Durch „X“ wurde ich auf eine lobenswerte Aktion von Ihnen aufmerksam, bei der Sie in diversen Filialen im Schaufenster „Kein Brot für Nazis“ plakatieren. Mich haben hierzu mehrere Anfragen erreicht, die ich gerne mit Ihnen bzw. von Ihnen geklärt hätte, denn gerade in der derzeitigen aufgeheizten Stimmung im Land wird Ihre gute und wichtige Aktion möglicherweise missverstanden und sorgt für Irritationen.

Im Speziellen geht es um Ihre Begriffsdefinition eines Nazis und dessen Identifizierung:

  1. Der Eintritt in die Hitlerjugend war frühestens mit zehn Jahren möglich. Dies bedeutet, dass, sollte sich ein damals Zehnjähriger als Nazi definiert haben, dieser letztlich 1935 geboren sein müsste, um in den letzten Monaten des Jahres 1945 der Hitlerjugend beigetreten zu sein. Ein solcher Nazi wäre also heute mindestens 88 Jahre alt, wahrscheinlich älter. Diese Nazis sind froh, allein den Weg auf die Toilette zu finden, ein Besuch in einer Ihrer Filialen dürfte ausgeschlossen sein. Sind diese Nazis gemeint?
  2. Es gibt Bürgerinnen und Bürger, die eine Mitgliedschaft in der Partei AfD haben. Sind diese mit „Nazis“ mitgemeint? Wie kontrollieren Sie diese am Tresen?
  3. Es gibt Bürgerinnen und Bürger, die AfD gewählt haben oder vorhaben, diese zu wählen. Sind diese mit „Nazis“ mitgemeint? Wie stellen Sie hier eine Bedienungsverweigerung sicher?
  4. Es gibt daneben auch Bürgerinnen und Bürger, die Mitglieder:Innen oder Wähler:Innen folgender Parteien sind: CDU und, als Touristen, CSU, Freie Wähler oder FDP. Werden die Genannten in Ihren Filialen bedient? Wo ziehen Sie gelegentlich hier Grenzen? Wie prüfen Sie den Status der genannten Personengruppe?
  5. Gibt es in Ihren Filialen geschultes Fachpersonal, das Nazis identifizieren kann? Achten Sie bei Ihren Kunden auf offensichtlich rechtsextreme Symboliken wie Tätowierungen oder Kleidungsmarken (z. B. „Lonsdale“) oder szenespezifische Kleidung wie Glatze, Bomberjacke und Springerstiefel?
  6. Wie gehen Sie ferner randgruppenspezifisch vor?

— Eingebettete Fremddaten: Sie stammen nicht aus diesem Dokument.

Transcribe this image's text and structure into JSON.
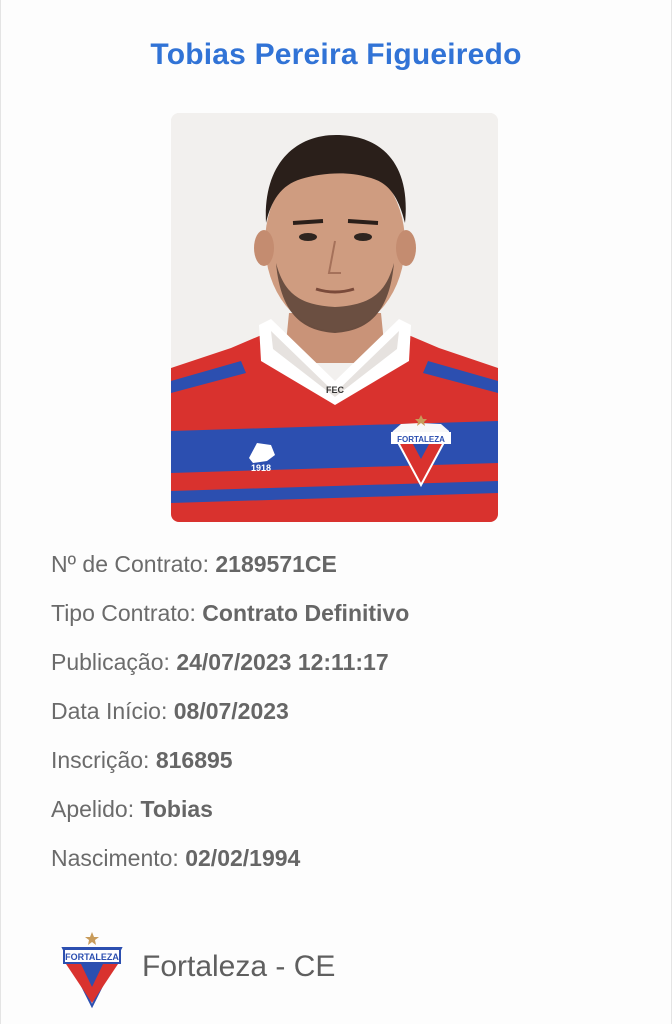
{
  "player": {
    "name": "Tobias Pereira Figueiredo"
  },
  "details": [
    {
      "label": "Nº de Contrato: ",
      "value": "2189571CE"
    },
    {
      "label": "Tipo Contrato: ",
      "value": "Contrato Definitivo"
    },
    {
      "label": "Publicação: ",
      "value": "24/07/2023 12:11:17"
    },
    {
      "label": "Data Início: ",
      "value": "08/07/2023"
    },
    {
      "label": "Inscrição: ",
      "value": "816895"
    },
    {
      "label": "Apelido: ",
      "value": "Tobias"
    },
    {
      "label": "Nascimento: ",
      "value": "02/02/1994"
    }
  ],
  "club": {
    "name": "Fortaleza - CE",
    "crest_text": "FORTALEZA"
  },
  "jersey": {
    "chest_text": "FEC",
    "lion_text": "1918"
  },
  "colors": {
    "name": "#3173d6",
    "red": "#d9322e",
    "blue": "#2c4fb0"
  }
}
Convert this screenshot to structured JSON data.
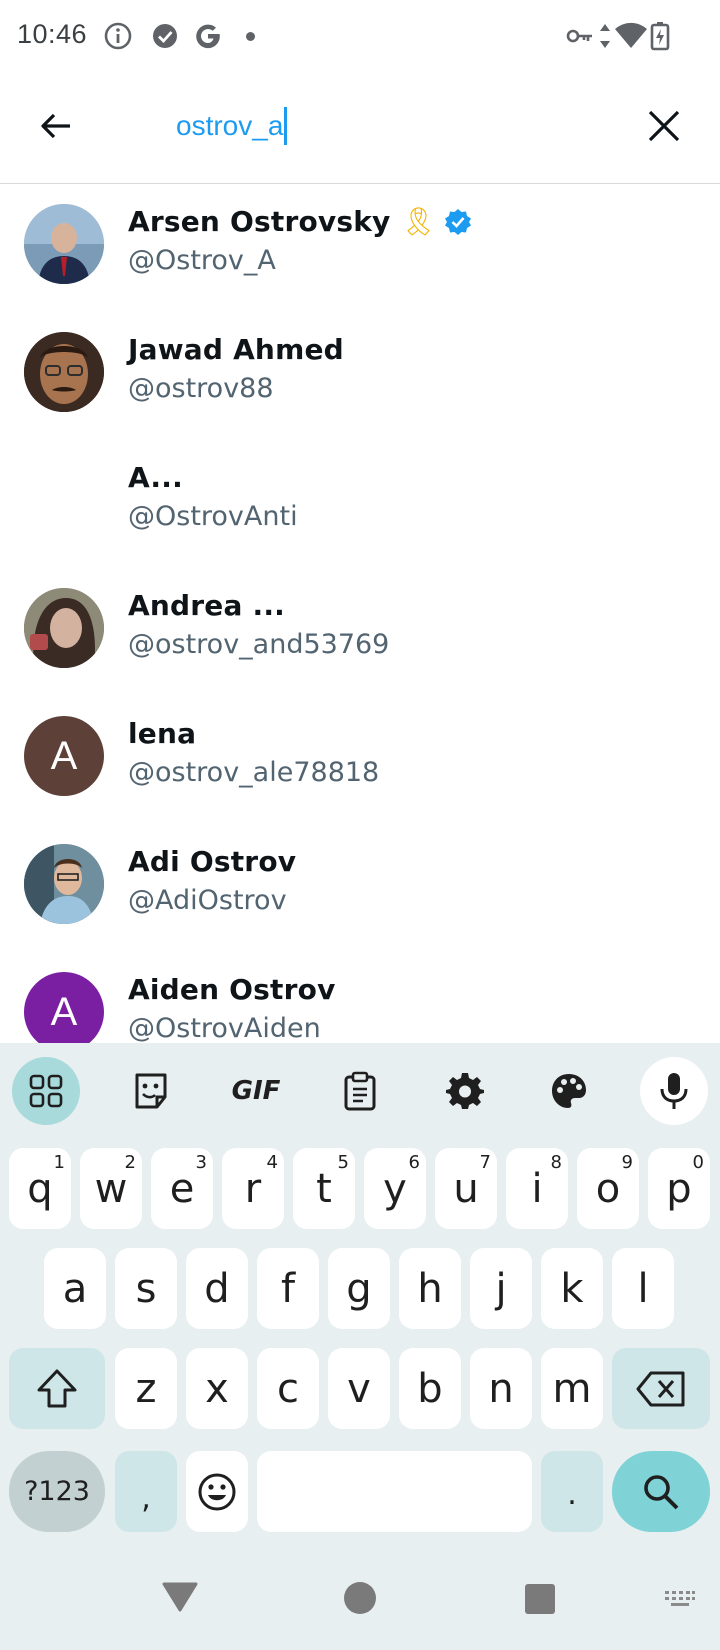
{
  "status_bar": {
    "time": "10:46",
    "icons": [
      "info-icon",
      "check-circle-icon",
      "google-icon",
      "notification-dot",
      "vpn-key-icon",
      "data-arrows-icon",
      "wifi-icon",
      "battery-charging-icon"
    ]
  },
  "search": {
    "query": "ostrov_a",
    "back_icon": "arrow-left-icon",
    "clear_icon": "close-icon"
  },
  "results": [
    {
      "name": "Arsen Ostrovsky",
      "handle": "@Ostrov_A",
      "emoji": "🎗",
      "verified": true,
      "avatar_kind": "photo",
      "avatar_color": "#6b8fb3"
    },
    {
      "name": "Jawad Ahmed",
      "handle": "@ostrov88",
      "emoji": "",
      "verified": false,
      "avatar_kind": "photo",
      "avatar_color": "#5a3b2a"
    },
    {
      "name": "A...",
      "handle": "@OstrovAnti",
      "emoji": "",
      "verified": false,
      "avatar_kind": "none",
      "avatar_color": "#ffffff"
    },
    {
      "name": "Andrea ...",
      "handle": "@ostrov_and53769",
      "emoji": "",
      "verified": false,
      "avatar_kind": "photo",
      "avatar_color": "#6e6a5c"
    },
    {
      "name": "lena",
      "handle": "@ostrov_ale78818",
      "emoji": "",
      "verified": false,
      "avatar_kind": "letter",
      "avatar_letter": "A",
      "avatar_color": "#5d4037"
    },
    {
      "name": "Adi Ostrov",
      "handle": "@AdiOstrov",
      "emoji": "",
      "verified": false,
      "avatar_kind": "photo",
      "avatar_color": "#4f7a8f"
    },
    {
      "name": "Aiden Ostrov",
      "handle": "@OstrovAiden",
      "emoji": "",
      "verified": false,
      "avatar_kind": "letter",
      "avatar_letter": "A",
      "avatar_color": "#7b1fa2"
    }
  ],
  "keyboard": {
    "toolbar": [
      "apps-grid-icon",
      "sticker-icon",
      "GIF",
      "clipboard-icon",
      "settings-gear-icon",
      "palette-icon",
      "microphone-icon"
    ],
    "gif_label": "GIF",
    "row1": [
      "q",
      "w",
      "e",
      "r",
      "t",
      "y",
      "u",
      "i",
      "o",
      "p"
    ],
    "row1_hints": [
      "1",
      "2",
      "3",
      "4",
      "5",
      "6",
      "7",
      "8",
      "9",
      "0"
    ],
    "row2": [
      "a",
      "s",
      "d",
      "f",
      "g",
      "h",
      "j",
      "k",
      "l"
    ],
    "row3": [
      "z",
      "x",
      "c",
      "v",
      "b",
      "n",
      "m"
    ],
    "symbols_label": "?123",
    "comma_label": ",",
    "period_label": ".",
    "colors": {
      "key": "#ffffff",
      "mod_key": "#cfe6e8",
      "action_key": "#7fd3d6",
      "background": "#e8eff0"
    }
  },
  "accent_color": "#1d9bf0",
  "verified_color": "#1d9bf0"
}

Wenn Sie nun beispielsweise einen homosexuellen Rollstuhlfahrer mit Migrationshintergrund vor sich haben, der mit einem Werbeluftballon der AfD in einer Ihrer Filialen ein Brot kaufen möchte – würden Sie diesen dann bedienen oder von einer Bedienung absehen? Wie gehen Sie mit derartigen oder ähnlichen Grenzfällen um?

  1. Wenn Sie Ihre Dienstleistung an Äußerlichkeiten festmachen: Nach welchen äußeren Kriterien nehmen Sie hier Abstufungen vor? Würden Sie einen 20-jährigen Glatzenträger nicht bedienen, einen über 50-jährigen schon? Was, wenn ein 20-jähriger eine Chemotherapie hatte?

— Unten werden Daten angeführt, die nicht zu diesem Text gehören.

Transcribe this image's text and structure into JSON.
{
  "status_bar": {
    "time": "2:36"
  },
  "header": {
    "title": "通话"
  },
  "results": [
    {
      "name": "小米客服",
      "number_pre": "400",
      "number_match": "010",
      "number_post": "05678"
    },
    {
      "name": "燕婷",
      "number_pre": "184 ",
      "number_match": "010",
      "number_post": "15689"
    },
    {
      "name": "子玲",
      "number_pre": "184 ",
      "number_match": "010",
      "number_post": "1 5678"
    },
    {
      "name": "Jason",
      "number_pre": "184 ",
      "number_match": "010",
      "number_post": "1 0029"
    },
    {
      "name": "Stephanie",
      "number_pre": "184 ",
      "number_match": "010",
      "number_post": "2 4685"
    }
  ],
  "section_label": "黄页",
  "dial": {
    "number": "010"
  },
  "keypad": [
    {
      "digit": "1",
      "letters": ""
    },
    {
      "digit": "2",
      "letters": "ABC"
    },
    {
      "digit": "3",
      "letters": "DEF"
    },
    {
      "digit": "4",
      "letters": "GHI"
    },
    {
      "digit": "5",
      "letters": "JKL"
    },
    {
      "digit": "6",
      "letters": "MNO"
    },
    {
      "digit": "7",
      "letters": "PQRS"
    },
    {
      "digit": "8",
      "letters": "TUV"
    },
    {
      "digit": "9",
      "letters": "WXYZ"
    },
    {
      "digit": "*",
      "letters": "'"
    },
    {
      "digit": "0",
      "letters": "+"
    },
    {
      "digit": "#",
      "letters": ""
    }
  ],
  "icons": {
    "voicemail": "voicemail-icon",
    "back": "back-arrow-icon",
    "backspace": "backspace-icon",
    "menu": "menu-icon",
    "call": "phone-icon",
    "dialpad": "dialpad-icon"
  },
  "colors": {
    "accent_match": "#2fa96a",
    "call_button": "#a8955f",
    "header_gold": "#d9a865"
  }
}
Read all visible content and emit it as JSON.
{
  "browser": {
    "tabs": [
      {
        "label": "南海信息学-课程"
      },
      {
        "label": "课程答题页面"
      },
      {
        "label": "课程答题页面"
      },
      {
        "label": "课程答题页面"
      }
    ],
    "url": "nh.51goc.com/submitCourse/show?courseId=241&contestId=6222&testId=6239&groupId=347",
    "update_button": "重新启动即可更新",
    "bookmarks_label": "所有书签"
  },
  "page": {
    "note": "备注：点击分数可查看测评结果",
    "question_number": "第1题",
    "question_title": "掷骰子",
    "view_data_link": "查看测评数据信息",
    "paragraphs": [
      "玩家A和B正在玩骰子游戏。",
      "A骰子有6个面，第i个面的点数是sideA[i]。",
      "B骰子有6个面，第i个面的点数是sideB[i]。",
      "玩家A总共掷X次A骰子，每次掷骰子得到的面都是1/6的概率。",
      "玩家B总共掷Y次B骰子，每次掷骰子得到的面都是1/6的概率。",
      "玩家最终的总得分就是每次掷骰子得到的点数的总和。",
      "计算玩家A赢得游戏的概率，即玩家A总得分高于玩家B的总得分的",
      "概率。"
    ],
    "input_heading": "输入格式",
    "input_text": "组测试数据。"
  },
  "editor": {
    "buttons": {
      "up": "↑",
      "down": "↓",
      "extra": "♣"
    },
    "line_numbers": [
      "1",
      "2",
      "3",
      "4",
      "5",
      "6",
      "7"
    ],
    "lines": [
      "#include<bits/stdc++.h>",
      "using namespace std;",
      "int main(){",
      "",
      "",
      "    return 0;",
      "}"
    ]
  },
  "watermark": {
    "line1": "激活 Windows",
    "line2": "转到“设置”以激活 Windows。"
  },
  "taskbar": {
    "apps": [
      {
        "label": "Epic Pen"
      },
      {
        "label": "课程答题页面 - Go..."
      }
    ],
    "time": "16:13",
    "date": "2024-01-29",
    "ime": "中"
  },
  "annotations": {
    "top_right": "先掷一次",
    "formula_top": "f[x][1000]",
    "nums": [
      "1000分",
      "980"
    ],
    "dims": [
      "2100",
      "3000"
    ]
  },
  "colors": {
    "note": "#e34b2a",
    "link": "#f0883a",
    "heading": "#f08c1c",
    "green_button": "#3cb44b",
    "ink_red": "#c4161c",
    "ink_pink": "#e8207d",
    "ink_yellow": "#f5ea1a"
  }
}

Ihren Antworten auf meine Fragen sehe ich bis zum 31.01.2024 entgegen und weise Sie der Form halber darauf hin, dass ich diese Antworten im Sinne der Leser zur besseren Orientierung veröffentlichen werde. Gerne können Sie nach den jeweiligen Absätzen innerhalb dieser E-Mail antworten. 

Mit freundlichen Grüßen

Thilo Schneider

Leider haben Karlchen und seine Backenden und Bäckereifachverkaufenden von einer Antwort abgesehen. Vielleicht muss ich ja selbst einmal hinfahren und bekennen, dass ich zum einen schon im Gästehaus Adlon mehrere Nächte geschlafen habe und zum anderen für Reitschuster schreibe. Vielleicht kann ich dann wenigstens ein paar „Brownies“ kaufen.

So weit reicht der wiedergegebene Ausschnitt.